他亲眼见过殿下待顾承徽有多好,自然晓得那是他掌中的宝贝。
一时寂静无言,沈璟昀走到书房门口,忽然停下脚步,转头问侍立的小黄门:“承徽在里头吗?”
周时唯和杜文郢精神一振,齐齐问道:“殿下,承徽如今能独自一人待在书房吗?”
殿下未免太放心了。
周时唯还记着呢,以前殿下分明很怕顾承徽变成另外一个姜皇后,现在是怎么了?
男人的嘴,骗人的鬼
话音刚落,一阵轻快的脚步声响起来,房门被人从里头打开,身姿如燕的女孩就出现在眼前,惊喜的望着他,“殿下……”
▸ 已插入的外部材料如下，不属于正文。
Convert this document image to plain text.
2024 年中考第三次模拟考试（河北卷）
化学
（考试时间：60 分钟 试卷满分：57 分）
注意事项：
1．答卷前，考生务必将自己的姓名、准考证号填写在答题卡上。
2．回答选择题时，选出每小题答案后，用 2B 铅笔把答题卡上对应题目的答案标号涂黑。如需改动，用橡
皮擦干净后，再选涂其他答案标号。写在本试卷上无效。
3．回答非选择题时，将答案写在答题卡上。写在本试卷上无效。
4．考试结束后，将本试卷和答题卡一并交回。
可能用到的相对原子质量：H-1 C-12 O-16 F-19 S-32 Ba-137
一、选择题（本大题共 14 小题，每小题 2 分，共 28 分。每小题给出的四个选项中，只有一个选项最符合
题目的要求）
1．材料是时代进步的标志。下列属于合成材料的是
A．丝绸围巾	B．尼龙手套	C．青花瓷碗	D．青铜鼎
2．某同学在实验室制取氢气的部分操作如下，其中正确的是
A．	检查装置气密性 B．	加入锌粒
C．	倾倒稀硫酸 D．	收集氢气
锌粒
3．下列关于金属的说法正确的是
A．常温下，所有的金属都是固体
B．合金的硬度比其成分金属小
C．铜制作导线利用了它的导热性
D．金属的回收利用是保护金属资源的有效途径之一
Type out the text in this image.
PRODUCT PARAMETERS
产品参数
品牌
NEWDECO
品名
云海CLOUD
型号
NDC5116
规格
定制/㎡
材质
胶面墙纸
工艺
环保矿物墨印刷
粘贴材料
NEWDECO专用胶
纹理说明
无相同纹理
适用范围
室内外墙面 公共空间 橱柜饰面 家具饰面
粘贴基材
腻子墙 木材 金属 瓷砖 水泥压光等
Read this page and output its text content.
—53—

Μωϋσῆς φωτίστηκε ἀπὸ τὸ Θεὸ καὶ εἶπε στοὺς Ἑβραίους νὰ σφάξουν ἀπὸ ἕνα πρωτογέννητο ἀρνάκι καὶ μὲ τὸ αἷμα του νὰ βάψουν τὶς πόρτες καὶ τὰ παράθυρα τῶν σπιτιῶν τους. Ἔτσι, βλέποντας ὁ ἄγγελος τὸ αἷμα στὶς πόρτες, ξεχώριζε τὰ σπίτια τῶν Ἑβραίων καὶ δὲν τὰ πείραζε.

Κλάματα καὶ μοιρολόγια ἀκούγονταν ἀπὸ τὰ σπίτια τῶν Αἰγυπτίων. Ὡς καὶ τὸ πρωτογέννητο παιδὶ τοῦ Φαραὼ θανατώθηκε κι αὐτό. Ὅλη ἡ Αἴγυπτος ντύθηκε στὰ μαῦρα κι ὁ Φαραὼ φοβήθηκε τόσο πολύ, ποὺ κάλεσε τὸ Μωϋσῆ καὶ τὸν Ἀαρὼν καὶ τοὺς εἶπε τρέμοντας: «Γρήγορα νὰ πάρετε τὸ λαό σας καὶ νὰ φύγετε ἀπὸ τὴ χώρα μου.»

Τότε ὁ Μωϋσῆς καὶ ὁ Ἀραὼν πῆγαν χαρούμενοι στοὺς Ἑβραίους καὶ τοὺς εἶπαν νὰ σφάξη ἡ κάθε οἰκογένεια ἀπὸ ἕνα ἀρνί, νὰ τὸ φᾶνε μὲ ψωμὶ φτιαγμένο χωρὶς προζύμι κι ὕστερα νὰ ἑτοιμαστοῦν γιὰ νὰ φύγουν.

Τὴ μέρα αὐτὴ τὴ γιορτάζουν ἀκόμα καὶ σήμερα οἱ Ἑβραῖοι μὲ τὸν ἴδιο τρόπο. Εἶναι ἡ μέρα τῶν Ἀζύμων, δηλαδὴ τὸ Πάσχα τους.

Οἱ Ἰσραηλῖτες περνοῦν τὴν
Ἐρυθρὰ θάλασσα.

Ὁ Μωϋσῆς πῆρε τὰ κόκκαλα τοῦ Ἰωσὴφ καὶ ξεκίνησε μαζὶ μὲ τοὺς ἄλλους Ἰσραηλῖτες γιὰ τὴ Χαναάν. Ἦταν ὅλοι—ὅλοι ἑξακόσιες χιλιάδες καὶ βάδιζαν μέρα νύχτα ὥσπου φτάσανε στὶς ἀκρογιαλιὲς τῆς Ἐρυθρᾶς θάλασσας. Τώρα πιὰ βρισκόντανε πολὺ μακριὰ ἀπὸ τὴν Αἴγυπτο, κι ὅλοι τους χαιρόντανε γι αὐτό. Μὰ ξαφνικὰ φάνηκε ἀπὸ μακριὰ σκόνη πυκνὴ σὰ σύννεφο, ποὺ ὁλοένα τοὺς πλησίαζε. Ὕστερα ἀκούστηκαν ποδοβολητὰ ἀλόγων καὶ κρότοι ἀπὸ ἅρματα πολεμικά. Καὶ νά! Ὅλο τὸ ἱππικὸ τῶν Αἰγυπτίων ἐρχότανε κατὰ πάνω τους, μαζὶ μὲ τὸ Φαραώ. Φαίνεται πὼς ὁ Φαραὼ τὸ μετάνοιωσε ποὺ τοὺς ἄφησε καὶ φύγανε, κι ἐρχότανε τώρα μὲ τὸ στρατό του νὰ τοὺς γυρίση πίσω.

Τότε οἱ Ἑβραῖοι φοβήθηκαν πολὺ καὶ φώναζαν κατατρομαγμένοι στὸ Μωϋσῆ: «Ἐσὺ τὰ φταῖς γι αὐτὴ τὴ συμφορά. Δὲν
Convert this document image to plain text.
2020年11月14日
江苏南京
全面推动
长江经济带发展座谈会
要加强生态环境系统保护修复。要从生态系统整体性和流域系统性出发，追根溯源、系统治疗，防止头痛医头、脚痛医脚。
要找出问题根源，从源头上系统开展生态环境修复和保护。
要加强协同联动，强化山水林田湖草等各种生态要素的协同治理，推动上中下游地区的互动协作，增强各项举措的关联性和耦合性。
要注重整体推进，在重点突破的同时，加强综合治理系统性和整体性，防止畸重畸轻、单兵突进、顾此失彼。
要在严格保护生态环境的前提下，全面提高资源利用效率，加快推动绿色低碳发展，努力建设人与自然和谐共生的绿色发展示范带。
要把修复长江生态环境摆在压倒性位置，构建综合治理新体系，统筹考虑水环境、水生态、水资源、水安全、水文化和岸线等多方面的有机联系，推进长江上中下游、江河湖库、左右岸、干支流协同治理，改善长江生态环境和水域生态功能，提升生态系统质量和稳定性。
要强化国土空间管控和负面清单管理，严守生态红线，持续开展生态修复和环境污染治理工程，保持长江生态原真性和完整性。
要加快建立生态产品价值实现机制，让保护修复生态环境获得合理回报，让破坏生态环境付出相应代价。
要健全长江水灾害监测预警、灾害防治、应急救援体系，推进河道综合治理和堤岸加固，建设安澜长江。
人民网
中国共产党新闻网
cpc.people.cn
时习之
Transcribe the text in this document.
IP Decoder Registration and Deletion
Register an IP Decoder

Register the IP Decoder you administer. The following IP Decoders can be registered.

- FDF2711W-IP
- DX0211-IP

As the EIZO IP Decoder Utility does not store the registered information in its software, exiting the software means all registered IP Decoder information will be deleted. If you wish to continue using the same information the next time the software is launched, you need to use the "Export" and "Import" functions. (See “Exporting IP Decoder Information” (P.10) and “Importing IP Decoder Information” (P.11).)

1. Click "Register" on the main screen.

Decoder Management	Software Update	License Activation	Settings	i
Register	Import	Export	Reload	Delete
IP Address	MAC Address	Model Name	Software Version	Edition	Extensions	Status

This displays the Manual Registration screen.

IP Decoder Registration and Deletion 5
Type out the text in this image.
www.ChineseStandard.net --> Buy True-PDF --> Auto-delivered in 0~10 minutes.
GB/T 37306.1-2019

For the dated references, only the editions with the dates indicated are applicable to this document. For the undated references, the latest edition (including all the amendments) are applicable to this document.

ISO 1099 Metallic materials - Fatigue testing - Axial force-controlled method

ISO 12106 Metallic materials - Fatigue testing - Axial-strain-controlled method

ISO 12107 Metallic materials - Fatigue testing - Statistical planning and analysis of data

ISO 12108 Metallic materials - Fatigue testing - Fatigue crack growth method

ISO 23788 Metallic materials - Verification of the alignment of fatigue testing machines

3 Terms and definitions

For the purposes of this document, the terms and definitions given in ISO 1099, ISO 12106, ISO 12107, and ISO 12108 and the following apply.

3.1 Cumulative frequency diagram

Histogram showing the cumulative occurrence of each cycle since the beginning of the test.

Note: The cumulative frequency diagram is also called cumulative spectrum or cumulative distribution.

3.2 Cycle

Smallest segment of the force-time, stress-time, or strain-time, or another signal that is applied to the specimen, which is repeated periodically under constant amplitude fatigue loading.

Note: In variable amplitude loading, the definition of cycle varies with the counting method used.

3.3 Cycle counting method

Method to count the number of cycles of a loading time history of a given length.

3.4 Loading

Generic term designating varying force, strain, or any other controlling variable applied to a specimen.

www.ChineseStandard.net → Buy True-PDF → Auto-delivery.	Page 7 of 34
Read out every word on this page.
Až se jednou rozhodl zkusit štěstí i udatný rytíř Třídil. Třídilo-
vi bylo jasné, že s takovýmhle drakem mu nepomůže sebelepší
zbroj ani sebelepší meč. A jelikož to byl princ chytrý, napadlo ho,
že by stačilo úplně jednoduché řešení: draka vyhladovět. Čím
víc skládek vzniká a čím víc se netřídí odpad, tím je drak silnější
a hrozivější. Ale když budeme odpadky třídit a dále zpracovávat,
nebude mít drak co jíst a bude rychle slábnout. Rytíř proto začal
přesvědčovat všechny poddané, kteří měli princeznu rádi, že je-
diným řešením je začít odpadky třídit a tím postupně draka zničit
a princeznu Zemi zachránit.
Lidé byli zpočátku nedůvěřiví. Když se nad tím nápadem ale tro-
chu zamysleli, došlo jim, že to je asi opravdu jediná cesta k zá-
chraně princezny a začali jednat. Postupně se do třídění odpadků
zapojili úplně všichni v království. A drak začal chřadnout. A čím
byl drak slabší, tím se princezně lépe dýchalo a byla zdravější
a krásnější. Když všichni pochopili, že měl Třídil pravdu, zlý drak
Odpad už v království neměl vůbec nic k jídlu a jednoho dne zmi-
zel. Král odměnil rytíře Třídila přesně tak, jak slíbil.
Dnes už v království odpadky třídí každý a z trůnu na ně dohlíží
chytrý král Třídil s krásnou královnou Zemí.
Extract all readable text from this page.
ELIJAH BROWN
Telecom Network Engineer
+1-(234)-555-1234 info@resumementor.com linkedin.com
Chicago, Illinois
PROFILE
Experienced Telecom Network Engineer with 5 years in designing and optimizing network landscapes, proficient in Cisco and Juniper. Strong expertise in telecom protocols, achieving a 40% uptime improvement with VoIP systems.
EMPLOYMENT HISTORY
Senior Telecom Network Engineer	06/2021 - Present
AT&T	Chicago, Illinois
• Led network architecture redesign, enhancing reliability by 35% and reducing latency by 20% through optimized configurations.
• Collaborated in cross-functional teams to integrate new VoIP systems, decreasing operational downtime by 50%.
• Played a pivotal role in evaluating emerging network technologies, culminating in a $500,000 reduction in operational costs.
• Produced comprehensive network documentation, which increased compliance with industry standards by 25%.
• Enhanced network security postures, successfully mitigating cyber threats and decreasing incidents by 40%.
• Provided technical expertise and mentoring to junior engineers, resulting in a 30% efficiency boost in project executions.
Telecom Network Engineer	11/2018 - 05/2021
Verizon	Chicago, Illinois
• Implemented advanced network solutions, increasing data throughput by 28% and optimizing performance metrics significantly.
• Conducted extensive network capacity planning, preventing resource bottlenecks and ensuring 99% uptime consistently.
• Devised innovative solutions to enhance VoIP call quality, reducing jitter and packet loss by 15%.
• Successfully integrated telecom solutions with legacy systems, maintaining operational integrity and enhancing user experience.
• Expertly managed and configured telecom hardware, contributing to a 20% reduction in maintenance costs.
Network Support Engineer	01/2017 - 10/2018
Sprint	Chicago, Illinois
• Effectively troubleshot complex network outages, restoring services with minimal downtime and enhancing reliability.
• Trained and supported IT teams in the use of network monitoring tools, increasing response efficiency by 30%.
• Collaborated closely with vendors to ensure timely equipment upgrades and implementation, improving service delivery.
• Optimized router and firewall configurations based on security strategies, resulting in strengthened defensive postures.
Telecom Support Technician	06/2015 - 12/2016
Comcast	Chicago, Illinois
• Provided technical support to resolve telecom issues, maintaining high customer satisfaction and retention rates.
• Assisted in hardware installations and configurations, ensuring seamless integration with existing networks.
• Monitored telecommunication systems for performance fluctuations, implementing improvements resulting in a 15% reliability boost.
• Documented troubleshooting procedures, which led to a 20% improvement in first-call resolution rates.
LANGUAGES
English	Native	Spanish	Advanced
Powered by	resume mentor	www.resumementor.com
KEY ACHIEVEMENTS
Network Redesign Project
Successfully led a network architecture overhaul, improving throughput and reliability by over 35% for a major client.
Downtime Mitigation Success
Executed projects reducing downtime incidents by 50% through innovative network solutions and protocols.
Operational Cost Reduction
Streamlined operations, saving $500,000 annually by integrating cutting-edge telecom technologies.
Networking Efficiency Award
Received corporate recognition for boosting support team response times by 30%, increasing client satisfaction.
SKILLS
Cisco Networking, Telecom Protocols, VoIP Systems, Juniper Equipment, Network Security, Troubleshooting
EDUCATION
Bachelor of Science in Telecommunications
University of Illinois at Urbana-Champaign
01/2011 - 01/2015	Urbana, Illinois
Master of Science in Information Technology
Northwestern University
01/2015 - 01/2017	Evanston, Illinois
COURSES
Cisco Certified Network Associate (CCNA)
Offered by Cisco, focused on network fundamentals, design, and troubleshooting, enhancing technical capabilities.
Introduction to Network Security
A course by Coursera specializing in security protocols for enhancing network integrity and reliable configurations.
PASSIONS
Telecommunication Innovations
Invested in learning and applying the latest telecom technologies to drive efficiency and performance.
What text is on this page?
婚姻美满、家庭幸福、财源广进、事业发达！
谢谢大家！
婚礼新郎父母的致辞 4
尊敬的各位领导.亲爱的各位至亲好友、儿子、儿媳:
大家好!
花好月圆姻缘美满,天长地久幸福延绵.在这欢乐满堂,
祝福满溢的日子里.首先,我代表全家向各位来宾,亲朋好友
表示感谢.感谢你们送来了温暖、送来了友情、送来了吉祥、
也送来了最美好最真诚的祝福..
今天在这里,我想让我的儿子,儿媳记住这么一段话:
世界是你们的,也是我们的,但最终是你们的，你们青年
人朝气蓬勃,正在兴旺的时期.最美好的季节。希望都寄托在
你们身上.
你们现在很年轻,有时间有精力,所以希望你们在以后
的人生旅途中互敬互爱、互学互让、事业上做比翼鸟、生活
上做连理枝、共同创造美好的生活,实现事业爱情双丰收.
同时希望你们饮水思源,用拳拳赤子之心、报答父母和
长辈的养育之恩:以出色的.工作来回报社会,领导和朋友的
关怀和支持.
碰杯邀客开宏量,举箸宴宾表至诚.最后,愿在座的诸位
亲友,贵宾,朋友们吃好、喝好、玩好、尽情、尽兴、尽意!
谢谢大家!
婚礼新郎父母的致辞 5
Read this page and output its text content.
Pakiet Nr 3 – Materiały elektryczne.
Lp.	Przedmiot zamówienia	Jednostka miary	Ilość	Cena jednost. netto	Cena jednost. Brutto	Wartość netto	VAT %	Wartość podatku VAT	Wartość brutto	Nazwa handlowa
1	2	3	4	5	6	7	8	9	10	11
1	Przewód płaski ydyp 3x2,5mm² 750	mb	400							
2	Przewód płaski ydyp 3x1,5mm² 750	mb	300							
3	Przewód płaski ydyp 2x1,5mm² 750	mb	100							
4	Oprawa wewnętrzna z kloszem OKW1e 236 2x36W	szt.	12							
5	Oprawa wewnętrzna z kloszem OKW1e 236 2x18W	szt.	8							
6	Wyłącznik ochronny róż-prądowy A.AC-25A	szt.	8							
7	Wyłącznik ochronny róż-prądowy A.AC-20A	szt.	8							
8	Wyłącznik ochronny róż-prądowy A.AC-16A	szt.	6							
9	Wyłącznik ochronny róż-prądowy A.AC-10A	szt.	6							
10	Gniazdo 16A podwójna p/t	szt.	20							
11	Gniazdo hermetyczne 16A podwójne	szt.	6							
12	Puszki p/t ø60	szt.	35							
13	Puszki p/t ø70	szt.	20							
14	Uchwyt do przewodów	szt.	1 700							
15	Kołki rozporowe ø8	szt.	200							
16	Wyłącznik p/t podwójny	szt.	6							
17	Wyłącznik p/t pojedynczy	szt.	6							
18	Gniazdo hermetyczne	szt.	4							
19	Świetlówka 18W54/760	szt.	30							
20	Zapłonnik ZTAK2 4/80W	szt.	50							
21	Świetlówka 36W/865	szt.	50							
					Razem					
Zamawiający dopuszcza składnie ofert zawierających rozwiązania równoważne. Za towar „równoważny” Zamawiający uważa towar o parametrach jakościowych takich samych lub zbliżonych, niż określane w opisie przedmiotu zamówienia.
她的声音戛然而止,望着杜文郢和周时唯,怯生生后退一步。
沈璟昀跨步进去,淡声道:“都做什么呢?”
周时唯会顾忌枝枝的感受,杜文郢可没这么好的脾气,当即直接问道:“表哥,你怎么可以让一个女人进你的书房,你疯了吗!”
枝枝并不生气。
除夕夜那日,满殿的人,只有杜文郢替沈璟昀说话,帮自己的忙,这个人虽然嘴坏,品行平平,但还是自己人,没必要生气。
但她还得跟杜文郢吵架,不然总让殿下护着他,杜文郢肯定看她更加不顺眼,总要把人折腾服气了,日后才好说话。